The indigenous backlash to this Islamic invasion is predictable. As Christianity remains weak and gutted, and as the Catholic Church suffers from corrupt and emasculated leadership, many Europeans have awakened to their loss of culture, and the real prospect of complete cultural suicide within a century. Recognising the impotence of Secularism, they are turning back to their ethnocentric roots. Thus, we are now witnessing the emergence of neo-paganism and ethnic nationalism. Hitler would have been proud, because that is exactly what he was trying to accomplish with the Third Reich. It won’t be long before ethno-nationalists and Islamic jihadists begin violent clashes in the streets, coupled with acts of terrorism on each other’s communities. The end will be total civil war on the European continent — Islamic jihadists v ethnic nationalists — and Christians (few as remain) will be caught in the middle.
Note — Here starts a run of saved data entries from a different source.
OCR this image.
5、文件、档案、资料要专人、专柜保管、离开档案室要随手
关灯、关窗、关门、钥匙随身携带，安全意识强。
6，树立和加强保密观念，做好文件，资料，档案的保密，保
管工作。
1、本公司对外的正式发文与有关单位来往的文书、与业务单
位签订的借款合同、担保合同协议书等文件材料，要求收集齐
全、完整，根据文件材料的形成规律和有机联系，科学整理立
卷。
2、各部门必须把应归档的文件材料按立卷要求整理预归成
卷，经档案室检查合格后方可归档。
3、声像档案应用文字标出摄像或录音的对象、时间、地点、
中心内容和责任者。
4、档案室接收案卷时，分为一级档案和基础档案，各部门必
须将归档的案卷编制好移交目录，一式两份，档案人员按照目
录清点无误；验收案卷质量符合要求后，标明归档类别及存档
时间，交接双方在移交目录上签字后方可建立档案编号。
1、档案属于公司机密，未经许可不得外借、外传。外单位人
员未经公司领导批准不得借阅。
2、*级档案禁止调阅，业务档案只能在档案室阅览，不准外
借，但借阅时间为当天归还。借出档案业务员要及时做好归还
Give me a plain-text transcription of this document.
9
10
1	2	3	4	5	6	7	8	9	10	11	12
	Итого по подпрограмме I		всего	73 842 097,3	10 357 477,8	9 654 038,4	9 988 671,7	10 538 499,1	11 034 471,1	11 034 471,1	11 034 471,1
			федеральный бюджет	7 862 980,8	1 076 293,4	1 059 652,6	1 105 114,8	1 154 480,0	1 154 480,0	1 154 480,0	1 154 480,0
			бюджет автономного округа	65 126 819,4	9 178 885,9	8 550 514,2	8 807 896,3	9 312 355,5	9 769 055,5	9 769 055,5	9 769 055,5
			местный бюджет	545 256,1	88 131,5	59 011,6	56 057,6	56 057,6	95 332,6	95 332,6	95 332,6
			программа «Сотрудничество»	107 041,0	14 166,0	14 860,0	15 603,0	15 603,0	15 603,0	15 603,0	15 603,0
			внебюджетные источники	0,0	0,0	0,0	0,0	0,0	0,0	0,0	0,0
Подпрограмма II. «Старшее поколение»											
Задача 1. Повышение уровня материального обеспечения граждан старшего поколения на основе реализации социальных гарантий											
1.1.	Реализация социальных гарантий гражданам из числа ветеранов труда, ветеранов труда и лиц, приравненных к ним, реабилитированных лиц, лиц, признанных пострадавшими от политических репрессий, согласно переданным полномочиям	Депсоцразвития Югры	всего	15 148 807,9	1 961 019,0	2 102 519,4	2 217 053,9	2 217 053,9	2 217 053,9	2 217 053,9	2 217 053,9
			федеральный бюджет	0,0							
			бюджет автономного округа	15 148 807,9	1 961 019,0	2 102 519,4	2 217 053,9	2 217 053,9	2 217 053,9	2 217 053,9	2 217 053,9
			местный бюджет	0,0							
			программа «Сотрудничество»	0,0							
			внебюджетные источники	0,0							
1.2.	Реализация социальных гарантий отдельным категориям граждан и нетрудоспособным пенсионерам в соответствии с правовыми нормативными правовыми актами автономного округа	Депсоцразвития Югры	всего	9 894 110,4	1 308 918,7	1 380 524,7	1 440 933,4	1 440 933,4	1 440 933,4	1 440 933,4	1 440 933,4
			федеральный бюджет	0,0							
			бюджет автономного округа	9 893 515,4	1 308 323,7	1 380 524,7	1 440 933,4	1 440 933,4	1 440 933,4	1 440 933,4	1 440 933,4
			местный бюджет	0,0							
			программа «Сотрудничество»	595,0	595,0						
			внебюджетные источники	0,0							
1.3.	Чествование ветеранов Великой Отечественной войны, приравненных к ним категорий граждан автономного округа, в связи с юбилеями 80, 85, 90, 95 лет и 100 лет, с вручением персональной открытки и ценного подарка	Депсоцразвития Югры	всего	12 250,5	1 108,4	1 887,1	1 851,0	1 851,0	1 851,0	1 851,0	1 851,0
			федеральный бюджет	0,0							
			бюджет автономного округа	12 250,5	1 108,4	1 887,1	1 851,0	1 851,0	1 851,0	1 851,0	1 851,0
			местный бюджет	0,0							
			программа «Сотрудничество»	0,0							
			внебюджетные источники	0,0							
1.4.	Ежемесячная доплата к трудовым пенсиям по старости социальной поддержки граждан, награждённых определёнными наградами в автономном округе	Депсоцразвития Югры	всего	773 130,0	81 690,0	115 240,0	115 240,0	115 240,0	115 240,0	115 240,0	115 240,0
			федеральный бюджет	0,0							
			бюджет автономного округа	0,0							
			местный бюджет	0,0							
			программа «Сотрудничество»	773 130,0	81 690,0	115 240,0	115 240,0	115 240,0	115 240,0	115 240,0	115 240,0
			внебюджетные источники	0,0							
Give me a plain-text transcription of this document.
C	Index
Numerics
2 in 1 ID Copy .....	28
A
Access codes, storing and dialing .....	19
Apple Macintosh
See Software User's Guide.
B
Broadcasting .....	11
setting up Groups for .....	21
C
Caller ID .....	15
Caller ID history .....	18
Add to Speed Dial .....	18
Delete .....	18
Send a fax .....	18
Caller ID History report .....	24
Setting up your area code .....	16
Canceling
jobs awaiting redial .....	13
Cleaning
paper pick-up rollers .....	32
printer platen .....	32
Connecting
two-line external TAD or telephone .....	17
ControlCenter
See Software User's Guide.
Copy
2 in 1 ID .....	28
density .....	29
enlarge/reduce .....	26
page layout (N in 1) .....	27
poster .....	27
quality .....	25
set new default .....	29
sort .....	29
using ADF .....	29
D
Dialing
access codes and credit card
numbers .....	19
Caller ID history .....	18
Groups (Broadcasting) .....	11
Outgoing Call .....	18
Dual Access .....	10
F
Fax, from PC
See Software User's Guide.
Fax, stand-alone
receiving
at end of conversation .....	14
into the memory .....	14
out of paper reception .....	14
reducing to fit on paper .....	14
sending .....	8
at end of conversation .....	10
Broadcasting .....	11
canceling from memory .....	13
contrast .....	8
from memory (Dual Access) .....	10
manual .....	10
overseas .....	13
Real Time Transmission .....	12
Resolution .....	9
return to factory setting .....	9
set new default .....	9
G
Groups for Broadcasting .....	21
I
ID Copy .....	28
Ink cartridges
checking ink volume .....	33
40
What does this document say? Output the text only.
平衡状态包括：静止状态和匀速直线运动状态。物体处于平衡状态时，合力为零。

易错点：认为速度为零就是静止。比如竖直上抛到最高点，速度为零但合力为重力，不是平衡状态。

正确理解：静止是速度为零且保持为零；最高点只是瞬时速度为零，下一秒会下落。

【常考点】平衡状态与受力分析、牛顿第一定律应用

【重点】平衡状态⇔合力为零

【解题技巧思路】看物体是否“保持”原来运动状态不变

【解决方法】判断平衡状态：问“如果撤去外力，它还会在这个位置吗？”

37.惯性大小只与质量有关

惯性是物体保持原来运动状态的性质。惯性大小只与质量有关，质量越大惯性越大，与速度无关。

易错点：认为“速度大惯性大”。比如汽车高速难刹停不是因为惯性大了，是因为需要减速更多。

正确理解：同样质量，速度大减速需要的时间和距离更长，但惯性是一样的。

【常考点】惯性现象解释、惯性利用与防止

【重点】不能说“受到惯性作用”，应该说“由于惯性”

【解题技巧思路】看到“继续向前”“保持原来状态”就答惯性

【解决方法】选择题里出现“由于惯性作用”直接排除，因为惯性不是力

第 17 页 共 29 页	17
There is only one solution to Europe’s crisis, and that is a healthy and robust Catholic Christianity, recognised and encouraged by the state. European nations must go back to confessional states, and that confession must be Catholicism. Furthermore, the Catholic hierarchy must be cleansed of criminals and perverts. If the hierarchy of the Church will not do it themselves, then the state must “help” them by prosecuting the criminally guilty. The practice of Catholicism should be encouraged by the state — not mandated but encouraged — and the state should look upon the fertility of Catholic families as a positive thing that will eventually save Europe. As for the EU, it must be conformed to recognise the contribution of Catholic Christianity to Europe, and support national sovereignty, or else the entire project should be abandoned. (I suspect it will be.)
Outside of this template, Europe cannot be saved, and any attempt to do so will end in massive violence unparalleled since the two world wars of the last century. It will become a humanitarian disaster.